Она тоже выжала кривую улыбочку и нервно протерла серебристую лицевую панель маленького каплеобразного контейнера с микропроцессором, вживленного в ее предплечье.
– У Валерии очередной приступ депрессии, – сообщила она. – Я подумала, что на тебя тоже бы взглянуть не мешало.
В моем мозгу на секунду вспыхнуло кошмарное видение: влажная кожа наших обнаженных тел, скользкая от крови самоубийцы.
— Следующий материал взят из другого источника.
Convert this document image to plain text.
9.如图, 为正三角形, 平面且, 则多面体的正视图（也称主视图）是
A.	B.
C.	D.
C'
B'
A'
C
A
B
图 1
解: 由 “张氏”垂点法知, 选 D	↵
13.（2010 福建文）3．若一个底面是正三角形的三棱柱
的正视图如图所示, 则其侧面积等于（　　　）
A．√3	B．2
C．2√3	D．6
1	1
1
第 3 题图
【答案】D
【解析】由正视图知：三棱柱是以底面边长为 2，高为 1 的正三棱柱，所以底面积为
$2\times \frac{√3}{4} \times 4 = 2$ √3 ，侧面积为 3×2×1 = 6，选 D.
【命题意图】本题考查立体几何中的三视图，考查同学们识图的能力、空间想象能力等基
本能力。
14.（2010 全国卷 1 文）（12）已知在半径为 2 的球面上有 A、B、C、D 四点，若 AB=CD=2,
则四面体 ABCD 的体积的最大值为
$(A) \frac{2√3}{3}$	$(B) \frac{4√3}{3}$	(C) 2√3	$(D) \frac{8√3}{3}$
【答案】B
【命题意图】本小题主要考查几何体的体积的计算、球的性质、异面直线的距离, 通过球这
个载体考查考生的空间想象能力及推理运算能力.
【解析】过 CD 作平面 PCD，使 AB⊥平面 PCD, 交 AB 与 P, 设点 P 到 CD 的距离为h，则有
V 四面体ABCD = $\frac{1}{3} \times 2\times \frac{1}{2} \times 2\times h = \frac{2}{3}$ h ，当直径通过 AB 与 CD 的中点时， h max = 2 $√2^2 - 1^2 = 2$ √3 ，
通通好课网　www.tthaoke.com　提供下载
– Да. История была не очень... удачная, – сказал я.
– ЦК буквально гудит от разговоров о смерти контролера, – заметила Аркадия.
– Умер контролер? – поразился я. – Впервые слышу. Я еще не смотрел последние новости.
В глазах Аркадии мелькнуло хитроватое выражение.
– Ты видел его там, – утвердительно сказала она.
Меня неприятно поразило ее явное желание сделать наше с Валерией пребывание в привате предметом разговора.
– У меня много работы, – резко ответил я и, сделав движение ластами, развернулся на девяносто градусов. Теперь мы могли смотреть друг на друга только нелепо вывернув шеи. На мой взгляд, это увеличивало и подчеркивало разделявшую нас социальную дистанцию. Она беззлобно рассмеялась.
– Не будь таким формалистом, Ганс. Ты ведешь себя так, словно все еще находишься под псами. Тебе придется рассказать об этой истории поподробней, если ты хочешь, чтобы я помогла вам обоим. А я хочу помочь. Мне нравится, как вы выглядите вместе. Мне доставляет эстетическое удовольствие смотреть на вас.
– Спасибо за заботу.
– Но я действительно хочу о вас позаботиться. Мне до смерти надоело смотреть, как Валерия виснет на таком старом козле как Уэллспринг.